• - Survivre

    Écrire, avec mon corps, mon cœur et mon âme. Chercher dans tout ce blanc immaculé de l'écran, le dépassement. Me dépasser, franchir quelque frontière que ce soit, trouver de nouvelles façons de penser, de voir, de ressentir la vie qui oeuvre en moi.

    Je sais qu'il y a une façon noire de regarder le monde, mon regard s'est nourri de ténèbres durant tant d'années que mes yeux étaient noirs. Ils étaient de la même nature que la souffrance de la terre. 

    Je me suis traîné la carcasse comme si j'étais un zombie, ni complètement décédé, ni complètement vivant. Rien que mon souffle et moi. Presque aucune pensée, encore moins de désir et d'envie, alors évidemment, de trouver un sens à ma vie était une chose inimaginable. La dépression est unipolaire, il me semble qu'il n'y a que l'attrait de la mort qui agit durant la dépression. Des mots comme destruction, affaissement, abandon, découragement, violence, colère, terreur et annihilation seraient perçus comme des verbes lumineux de la situation d'alors. Des mots comme vide, chaos, insensibilité,  déconnexion, indifférence et mort seraient plus proche de la réalité pour décrire cet état de léthargie dans lequel je me trouvais et dans lequel se retrouve pas mal de gens en fait. Les dépressifs surtout, les suicidaires ensuite. J'étais tétanisé, paralysé, figé dans un bourbier putride d'où émanait l'inutilité de vivre. Victime de la dépression, je sombrais dans l'au-delà. 

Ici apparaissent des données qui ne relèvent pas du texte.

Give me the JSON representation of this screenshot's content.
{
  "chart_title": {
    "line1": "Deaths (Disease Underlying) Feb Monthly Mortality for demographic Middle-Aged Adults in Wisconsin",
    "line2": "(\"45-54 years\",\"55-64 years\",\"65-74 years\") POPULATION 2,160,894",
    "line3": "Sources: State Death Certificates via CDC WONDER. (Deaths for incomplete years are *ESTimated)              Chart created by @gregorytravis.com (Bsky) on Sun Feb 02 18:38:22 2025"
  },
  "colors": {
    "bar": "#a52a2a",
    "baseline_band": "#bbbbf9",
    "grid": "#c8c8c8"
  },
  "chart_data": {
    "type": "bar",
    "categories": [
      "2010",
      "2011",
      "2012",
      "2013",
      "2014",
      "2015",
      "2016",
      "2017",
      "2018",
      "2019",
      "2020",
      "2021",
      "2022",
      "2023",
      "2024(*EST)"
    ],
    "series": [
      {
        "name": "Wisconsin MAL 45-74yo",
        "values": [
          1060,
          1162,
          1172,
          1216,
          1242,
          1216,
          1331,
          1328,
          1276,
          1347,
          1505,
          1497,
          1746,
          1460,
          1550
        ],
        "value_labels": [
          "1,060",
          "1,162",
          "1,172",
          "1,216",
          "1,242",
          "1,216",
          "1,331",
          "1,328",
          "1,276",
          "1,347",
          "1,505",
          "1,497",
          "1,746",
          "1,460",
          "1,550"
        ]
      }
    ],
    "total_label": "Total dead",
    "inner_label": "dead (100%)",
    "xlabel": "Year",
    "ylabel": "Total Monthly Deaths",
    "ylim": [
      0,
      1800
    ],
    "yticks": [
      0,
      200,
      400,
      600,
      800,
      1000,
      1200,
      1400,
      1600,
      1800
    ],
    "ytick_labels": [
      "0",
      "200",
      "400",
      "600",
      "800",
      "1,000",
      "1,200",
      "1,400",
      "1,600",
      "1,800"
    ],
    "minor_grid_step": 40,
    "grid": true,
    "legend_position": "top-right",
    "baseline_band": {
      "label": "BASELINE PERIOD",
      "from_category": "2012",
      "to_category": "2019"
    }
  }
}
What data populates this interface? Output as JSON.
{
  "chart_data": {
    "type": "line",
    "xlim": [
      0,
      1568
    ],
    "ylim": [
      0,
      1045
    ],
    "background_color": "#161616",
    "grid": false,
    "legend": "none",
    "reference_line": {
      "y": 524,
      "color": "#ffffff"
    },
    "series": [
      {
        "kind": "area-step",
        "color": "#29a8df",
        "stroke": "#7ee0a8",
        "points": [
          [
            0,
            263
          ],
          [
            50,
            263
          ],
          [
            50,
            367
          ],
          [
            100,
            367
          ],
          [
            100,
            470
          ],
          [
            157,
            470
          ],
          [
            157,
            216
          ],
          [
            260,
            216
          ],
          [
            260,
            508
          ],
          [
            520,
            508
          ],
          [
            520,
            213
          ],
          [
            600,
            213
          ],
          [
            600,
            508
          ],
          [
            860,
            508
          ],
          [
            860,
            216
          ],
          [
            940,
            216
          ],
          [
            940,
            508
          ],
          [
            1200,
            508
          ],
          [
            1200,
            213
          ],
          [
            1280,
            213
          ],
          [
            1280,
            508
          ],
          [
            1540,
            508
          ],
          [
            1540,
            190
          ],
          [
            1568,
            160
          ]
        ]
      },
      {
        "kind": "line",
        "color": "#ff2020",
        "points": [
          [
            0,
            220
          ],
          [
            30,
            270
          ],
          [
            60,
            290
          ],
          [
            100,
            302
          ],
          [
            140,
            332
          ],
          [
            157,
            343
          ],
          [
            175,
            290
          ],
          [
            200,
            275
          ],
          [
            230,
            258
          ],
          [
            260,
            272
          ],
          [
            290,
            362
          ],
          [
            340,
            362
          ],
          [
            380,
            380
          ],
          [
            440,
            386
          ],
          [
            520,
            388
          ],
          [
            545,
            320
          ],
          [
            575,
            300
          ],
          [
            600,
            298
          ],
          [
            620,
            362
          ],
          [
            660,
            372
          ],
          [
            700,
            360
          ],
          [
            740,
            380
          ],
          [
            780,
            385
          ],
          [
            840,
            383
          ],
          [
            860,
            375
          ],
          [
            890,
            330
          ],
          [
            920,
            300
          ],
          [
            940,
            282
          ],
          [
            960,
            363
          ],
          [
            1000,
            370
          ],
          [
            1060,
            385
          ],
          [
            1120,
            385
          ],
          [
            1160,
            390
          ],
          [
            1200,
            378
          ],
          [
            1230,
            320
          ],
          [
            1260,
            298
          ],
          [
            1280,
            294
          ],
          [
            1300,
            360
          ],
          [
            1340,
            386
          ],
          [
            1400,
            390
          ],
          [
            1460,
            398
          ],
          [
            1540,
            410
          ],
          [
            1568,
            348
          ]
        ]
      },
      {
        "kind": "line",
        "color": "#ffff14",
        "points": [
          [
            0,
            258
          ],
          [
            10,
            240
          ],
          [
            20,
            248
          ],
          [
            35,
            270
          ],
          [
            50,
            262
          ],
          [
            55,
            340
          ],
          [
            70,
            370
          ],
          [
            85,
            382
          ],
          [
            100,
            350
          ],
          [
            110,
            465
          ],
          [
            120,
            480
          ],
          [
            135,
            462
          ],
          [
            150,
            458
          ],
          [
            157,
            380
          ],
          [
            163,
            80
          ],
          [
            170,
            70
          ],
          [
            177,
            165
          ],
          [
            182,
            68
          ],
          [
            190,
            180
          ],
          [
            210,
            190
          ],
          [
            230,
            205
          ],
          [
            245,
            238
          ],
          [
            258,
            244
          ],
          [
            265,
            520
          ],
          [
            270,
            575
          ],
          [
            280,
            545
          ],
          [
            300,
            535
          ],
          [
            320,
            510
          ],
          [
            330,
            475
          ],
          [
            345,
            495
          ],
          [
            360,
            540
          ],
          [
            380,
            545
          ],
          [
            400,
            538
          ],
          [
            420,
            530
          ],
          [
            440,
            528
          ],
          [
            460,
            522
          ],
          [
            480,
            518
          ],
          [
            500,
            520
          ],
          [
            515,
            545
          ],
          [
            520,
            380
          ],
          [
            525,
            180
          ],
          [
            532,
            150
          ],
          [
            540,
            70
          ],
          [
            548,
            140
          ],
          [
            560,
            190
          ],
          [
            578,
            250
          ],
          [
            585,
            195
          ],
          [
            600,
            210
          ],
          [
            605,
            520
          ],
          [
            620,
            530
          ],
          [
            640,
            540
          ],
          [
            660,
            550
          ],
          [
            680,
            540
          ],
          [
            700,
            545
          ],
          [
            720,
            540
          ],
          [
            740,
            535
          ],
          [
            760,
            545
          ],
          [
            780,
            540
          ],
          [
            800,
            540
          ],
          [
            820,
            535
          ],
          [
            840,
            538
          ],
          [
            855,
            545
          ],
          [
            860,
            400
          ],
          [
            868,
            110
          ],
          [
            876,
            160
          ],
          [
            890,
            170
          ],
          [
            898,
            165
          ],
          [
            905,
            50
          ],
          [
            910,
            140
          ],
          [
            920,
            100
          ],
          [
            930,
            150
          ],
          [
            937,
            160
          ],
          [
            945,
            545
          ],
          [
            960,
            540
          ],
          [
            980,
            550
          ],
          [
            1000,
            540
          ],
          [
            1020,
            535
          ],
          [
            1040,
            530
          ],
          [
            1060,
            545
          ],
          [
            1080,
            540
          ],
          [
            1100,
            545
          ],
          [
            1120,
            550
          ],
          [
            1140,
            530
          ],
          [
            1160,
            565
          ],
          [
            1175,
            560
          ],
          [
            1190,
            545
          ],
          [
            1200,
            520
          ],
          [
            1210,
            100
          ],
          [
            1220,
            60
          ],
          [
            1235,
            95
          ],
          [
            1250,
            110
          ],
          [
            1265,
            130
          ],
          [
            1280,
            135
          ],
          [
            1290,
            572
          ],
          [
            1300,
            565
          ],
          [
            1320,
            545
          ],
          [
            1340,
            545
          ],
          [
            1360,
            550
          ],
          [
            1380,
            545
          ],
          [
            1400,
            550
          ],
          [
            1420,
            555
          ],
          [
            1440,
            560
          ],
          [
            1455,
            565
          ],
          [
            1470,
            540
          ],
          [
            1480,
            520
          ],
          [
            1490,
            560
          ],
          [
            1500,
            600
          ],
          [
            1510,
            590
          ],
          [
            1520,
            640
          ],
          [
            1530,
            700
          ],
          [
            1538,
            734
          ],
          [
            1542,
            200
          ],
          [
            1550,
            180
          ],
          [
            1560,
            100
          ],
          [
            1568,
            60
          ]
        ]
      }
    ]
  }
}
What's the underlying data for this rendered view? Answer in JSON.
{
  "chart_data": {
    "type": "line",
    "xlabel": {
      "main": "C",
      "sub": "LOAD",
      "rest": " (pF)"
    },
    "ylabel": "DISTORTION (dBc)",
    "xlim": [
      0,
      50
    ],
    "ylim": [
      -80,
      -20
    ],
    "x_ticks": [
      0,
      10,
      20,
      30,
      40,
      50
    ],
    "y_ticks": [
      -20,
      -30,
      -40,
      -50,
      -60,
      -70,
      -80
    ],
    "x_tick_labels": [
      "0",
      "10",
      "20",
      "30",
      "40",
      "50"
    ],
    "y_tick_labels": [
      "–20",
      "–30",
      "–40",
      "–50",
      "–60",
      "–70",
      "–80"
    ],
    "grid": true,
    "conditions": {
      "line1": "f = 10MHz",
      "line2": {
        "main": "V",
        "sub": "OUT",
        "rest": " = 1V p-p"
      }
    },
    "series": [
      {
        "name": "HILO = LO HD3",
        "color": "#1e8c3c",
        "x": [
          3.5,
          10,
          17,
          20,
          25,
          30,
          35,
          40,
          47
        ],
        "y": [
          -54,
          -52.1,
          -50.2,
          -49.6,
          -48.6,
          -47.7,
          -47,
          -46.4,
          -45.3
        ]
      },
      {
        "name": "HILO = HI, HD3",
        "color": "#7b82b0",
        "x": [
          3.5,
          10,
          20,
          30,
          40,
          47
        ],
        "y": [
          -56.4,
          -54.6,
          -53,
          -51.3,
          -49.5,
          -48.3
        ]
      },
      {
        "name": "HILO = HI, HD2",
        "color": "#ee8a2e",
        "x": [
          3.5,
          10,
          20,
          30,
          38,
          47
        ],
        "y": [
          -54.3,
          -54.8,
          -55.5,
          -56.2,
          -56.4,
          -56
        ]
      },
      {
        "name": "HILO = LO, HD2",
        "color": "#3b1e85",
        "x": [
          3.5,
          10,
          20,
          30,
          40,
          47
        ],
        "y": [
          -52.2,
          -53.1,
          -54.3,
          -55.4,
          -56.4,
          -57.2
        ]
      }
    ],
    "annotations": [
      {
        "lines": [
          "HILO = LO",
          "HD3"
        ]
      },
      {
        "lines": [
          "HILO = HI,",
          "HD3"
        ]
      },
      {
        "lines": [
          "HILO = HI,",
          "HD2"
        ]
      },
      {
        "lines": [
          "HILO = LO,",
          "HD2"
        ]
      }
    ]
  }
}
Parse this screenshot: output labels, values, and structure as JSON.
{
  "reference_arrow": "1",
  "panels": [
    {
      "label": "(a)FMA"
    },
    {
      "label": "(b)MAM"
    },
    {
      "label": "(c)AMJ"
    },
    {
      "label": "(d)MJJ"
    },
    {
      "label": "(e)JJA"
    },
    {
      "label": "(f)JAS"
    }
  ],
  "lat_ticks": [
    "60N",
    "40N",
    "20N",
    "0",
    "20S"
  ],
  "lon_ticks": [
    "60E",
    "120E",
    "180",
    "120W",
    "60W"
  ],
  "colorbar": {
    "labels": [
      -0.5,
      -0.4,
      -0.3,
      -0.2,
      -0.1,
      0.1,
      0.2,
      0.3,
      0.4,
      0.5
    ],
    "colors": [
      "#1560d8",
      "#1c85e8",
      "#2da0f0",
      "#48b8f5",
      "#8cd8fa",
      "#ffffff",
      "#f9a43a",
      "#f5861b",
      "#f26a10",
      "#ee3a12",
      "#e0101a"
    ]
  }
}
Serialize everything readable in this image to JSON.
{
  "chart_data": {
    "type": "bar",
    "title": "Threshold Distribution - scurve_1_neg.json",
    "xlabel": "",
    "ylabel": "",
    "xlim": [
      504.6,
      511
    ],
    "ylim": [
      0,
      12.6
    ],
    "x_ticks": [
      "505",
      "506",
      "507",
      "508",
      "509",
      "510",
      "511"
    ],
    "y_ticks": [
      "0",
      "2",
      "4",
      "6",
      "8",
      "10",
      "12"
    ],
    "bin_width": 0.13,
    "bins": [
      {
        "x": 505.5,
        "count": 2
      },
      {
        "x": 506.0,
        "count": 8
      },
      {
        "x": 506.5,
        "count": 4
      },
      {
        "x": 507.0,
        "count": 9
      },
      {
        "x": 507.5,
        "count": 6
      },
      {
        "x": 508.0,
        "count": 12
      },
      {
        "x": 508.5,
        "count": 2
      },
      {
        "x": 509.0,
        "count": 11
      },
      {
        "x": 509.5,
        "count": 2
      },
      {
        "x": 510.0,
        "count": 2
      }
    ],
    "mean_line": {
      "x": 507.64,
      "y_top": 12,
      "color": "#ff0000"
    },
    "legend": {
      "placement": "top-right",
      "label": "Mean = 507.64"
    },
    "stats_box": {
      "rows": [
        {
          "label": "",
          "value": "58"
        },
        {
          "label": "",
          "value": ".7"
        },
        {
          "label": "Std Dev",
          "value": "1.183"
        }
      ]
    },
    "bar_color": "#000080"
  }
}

    Au-delà. Mystère et conte de fée. Sombrer dans l'au-delà a ceci de captivant: la "conscience" s'abreuve à même l'inconnu. Ce grand magma de connaissances abstraites (l'inconnu) se manifestait par l'attrait de la mort, à ce moment là du drame, mais le mécanisme de fréquenter l'inconnu se retrouve partout, dans la pratique de n'importe quelle activité artistique par exemple. Je dis artistique pour faire référence au dépassement de soi. Admettons que l'activité artistique en est une de dépassement. Je prends la page blanche de l'écrivain(e). Ou le vide de la toile du peintre. Ou le silence du musicien. L'artiste, (en fait, l'être à la recherche d'un sens, l'être qui veut organiser tout ce fatras de possible devant tant de blanc, l'être qui sonde tout ce blanc et ce silence, je crois qu'il se connecte inévitablement sur l'inconnu pour "recevoir" une vision, une envie, un signe d'inspiration qui lui permettra de tracer son premier mot, son premier coup de pinceau, la vibration de sa première note. En ce sens, l'inconnu est comme le marais de l'inconscient collectif, ce bourbier foisonnant de vie, d'idées, de connaissances. Ne pas m'égarer, haha) l'artiste donc, se connecte sur l'inconnu, sur "l'au-delà de sa conscience" et il utilise sa sensibilité pour percevoir toutes les variations de l'inspiration.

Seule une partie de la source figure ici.